Sœur Sourire

Arte TV a récemment diffusé « Sœur Sourire », film de Stijn Coninx (2009) consacré à Jeanine Deckers qui, lorsqu’elle était religieuse, connut un succès mondial avec sa chanson « Dominique ».

 Jeanine (Cécile de France) est une adolescente rebelle. Sa mère (Jo Deseure), une femme autoritaire entend la conduire dans le chemin normal : reprendre la boulangerie-pâtisserie familiale, se marier, avoir des enfants. Jeanine rêve d’autres horizons : le dessin, la guitare, l’Afrique, Dieu peut-être.

 Pour échapper à ce destin imposé, elle entre dans un couvent de sœurs dominicaines. C’est pour tomber sous la coupe d’une autre mère, la mère supérieure (Chris Lomme), qui n’a de cesse de tenter de briser la volonté de la jeune novice réfractaire à l’obéissance.

Jo Deseure, Cécile de France

Mais les temps changent. À Rome, le pape Jean XXIII convoque un concile œcuménique. On finit par laisser à « Sœur Luc Gabriel », le nom de religion de Jeanine, une marge d’autonomie créatrice. Elle compose des chansons, dont un hymne au fondateur de l’ordre des Dominicains : « Dominique nique nique s’en allait tout simplement… »

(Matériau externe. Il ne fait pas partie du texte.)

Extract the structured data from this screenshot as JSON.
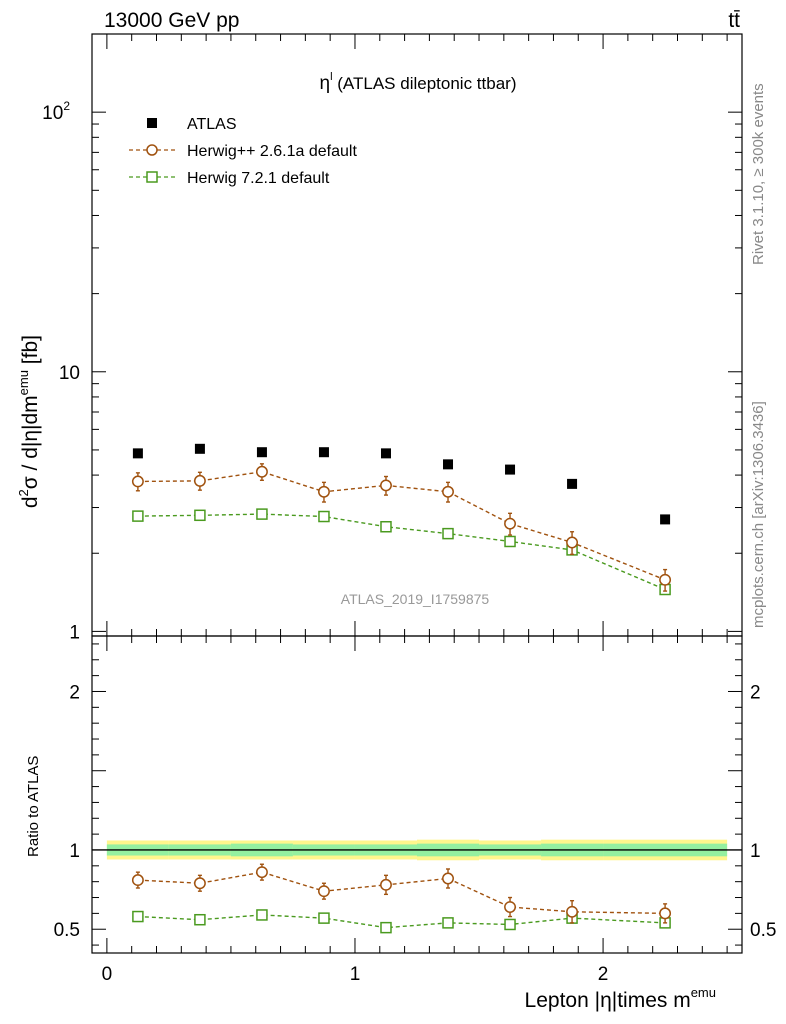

 Les responsable ecclésiastiques voient le bénéfice qu’ils peuvent tirer de ce jeune talent : contribuer à l’aggiornamento de l’Église, lui donner une image de modernité, séduire les jeunes. Un accord est passé avec Philips pour la réalisation et la diffusion d’un 45 tours, dont la chanteuse est baptisée « Sœur Sourire ».

 Le résultat dépasse toutes les espérances : 2 millions d’albums vendus dans le monde, n°1 au hit-parade aux États-Unis en décembre 1963. Les religieuses tentent de préserver l’anonymat de la chanteuse, mais les murs craquent : Sœur Sourire fait la une de Paris-Match et est la vedette d’un talk-show américain.

Soeur Luc Gabriel châtiée pour désobéissance

Jeanine se prend à rêver de partir en tournée. Lorsqu’elle découvre que la mère supérieure a intercepté les lettres que lui adressait Annie (Sandrine Blancke), son amie d’enfance, elle décide de quitter le couvent.

 C’est auprès d’Annie que Jeanine trouve refuge. Elle s’engage dans une carrière de chanteuse, mais les milieux catholiques qui la vénéraient lorsqu’elle était religieuse ne lui pardonnent pas son couple homosexuel et ses chansons de femme libre, en particulier en faveur de la pilule. Harcelée par le fisc, elle finit par se suicider avec sa compagne.

 Ce suicide constitue un moment paradoxalement heureux, de réconciliation avec la vie, de voyage ensemble vers un ailleurs. Jeanine se décrit elle-même comme une écorchée vive, incapable d’aimer. Ses relations avec ses parents sont empreintes d’une sourde violence. Avec son impresario, la rupture est brutale. Une scène nous la montre extrayant de force son ancien directeur spirituel d’un confessionnal.

 Le pseudonyme « Sœur Sourire » fut une belle trouvaille marketing, mais ne correspondait en rien au personnage que joue Cécile de France avec brio, volcanique, colérique, instable, profondément triste. Le film de Stinj Coninck met en scène des contradictions insoutenables : celle d’une femme avide de liberté qui prononce le vœu d’obéissance ; celle d’une Église qui cherche à s’ouvrir et à se réformer, mais peine à encourager l’initiative et la créativité de ses membres, et même simplement à les respecter.